Chancellor drops hints at online retail tax
The Chancellor dropped broad hints of a tax on online retailers which was an issue raised by Daily Business ahead of today’s statement.
There were few other measures to specifically help bricks and mortar retailers.
David Lonsdale, Director of the Scottish Retail Consortium, said: “The Chancellor’s Budget will have a mixed effect for Scottish retail.
“Workers will benefit from the increase in the personal allowance this year and next. With the projected growth in household spending set to almost halve this year compared to last, that commitment will provide timely and welcome support for family finances as inflation and council taxes creep up.
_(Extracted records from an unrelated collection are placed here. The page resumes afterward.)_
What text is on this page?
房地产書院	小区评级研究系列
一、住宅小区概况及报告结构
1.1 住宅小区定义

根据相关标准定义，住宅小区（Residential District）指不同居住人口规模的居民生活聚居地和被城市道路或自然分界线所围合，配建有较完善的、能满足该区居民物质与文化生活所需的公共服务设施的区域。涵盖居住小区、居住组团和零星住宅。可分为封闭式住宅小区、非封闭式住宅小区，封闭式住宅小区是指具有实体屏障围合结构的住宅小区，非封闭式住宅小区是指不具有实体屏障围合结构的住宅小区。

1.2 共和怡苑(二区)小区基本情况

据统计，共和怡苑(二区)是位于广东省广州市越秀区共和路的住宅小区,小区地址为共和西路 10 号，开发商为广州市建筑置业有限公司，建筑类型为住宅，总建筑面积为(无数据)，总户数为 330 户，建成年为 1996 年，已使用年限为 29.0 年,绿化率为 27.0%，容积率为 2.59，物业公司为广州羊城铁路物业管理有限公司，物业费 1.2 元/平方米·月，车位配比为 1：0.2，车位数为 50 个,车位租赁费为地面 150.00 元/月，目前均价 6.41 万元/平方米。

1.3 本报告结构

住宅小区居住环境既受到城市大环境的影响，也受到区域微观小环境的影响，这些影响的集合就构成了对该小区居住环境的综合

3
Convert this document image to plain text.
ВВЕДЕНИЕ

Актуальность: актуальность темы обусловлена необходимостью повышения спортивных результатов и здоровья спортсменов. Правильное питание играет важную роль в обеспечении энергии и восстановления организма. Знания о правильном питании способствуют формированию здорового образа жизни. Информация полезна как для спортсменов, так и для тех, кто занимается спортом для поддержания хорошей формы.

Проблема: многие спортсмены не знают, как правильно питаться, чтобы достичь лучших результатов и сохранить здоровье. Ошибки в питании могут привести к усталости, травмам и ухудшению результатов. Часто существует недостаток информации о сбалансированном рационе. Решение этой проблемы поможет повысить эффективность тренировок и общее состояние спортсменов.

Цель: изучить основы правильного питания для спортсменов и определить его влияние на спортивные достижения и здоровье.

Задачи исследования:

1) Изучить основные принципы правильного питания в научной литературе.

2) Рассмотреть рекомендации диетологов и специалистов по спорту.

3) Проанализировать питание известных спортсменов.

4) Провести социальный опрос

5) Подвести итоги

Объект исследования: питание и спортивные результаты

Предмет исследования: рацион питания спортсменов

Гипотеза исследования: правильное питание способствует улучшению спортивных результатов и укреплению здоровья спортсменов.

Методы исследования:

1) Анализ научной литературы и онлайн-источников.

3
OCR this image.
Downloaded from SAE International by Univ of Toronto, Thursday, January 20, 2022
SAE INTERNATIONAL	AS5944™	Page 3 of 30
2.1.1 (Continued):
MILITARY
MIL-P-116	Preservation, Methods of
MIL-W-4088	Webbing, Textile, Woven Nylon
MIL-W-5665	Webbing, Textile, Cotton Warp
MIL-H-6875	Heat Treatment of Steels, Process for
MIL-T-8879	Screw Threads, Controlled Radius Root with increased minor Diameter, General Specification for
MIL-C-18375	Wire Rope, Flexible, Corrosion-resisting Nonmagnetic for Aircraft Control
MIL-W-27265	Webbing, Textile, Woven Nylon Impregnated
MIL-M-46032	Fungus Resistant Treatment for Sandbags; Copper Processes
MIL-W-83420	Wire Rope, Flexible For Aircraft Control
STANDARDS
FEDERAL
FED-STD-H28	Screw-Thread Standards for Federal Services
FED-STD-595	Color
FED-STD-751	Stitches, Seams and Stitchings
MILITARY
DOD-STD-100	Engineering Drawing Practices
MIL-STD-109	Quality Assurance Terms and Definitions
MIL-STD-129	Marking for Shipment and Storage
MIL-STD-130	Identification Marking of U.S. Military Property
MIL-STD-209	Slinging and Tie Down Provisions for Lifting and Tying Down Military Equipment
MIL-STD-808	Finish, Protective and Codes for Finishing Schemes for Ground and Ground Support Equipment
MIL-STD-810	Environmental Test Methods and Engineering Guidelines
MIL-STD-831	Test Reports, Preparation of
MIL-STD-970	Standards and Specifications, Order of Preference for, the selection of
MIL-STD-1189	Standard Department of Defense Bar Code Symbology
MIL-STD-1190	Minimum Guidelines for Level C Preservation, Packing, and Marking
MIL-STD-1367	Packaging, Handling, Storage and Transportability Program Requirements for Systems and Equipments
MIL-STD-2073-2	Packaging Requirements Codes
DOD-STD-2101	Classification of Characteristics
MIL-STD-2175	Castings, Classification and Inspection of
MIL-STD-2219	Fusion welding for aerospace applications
“There was however little in the statement which will actually reduce the cost burdens facing Scottish retailers, perhaps because public sector borrowing is set to add a further £120 billion to the national debt over the next three years.
“That’s a concern as retailers and others face significant cost increases due to changes in the value of Sterling and government-imposed measures on employment, including from next month, the apprenticeship levy.
“In his remarks about business rates the Chancellor mooted the idea of finding new ways to tax online firms.
“We would suggest a cautious approach towards this. In our industry for example the majority of the top ten online brands are established bricks and mortar retailers, and so conjuring up an online-only tax isn’t the answer to the exorbitant cost of business rates faced by shopkeepers or indeed other sectors facing profound structural changes.
“Indeed the last thing retailers need is yet more tax or effectively double taxation, at a time when they are moving online to meet their customers’ changing shopping habits.
“Ultimately public policy itself is a contributing factor to the rising cost of employing people and maintaining an extensive store footprint, and is making online investment more attractive as the cost and capability of technology improves. What is needed is fundamental reform of rates, so that it better reflects trading conditions and leads to a substantially lower tax burden.
“The Scottish Government is set to receive Barnett consequential funding, and we are keen to see that invested in GDP-enhancing physical and digital infrastructure and in ensuring Scotland is a competitive place to do business.”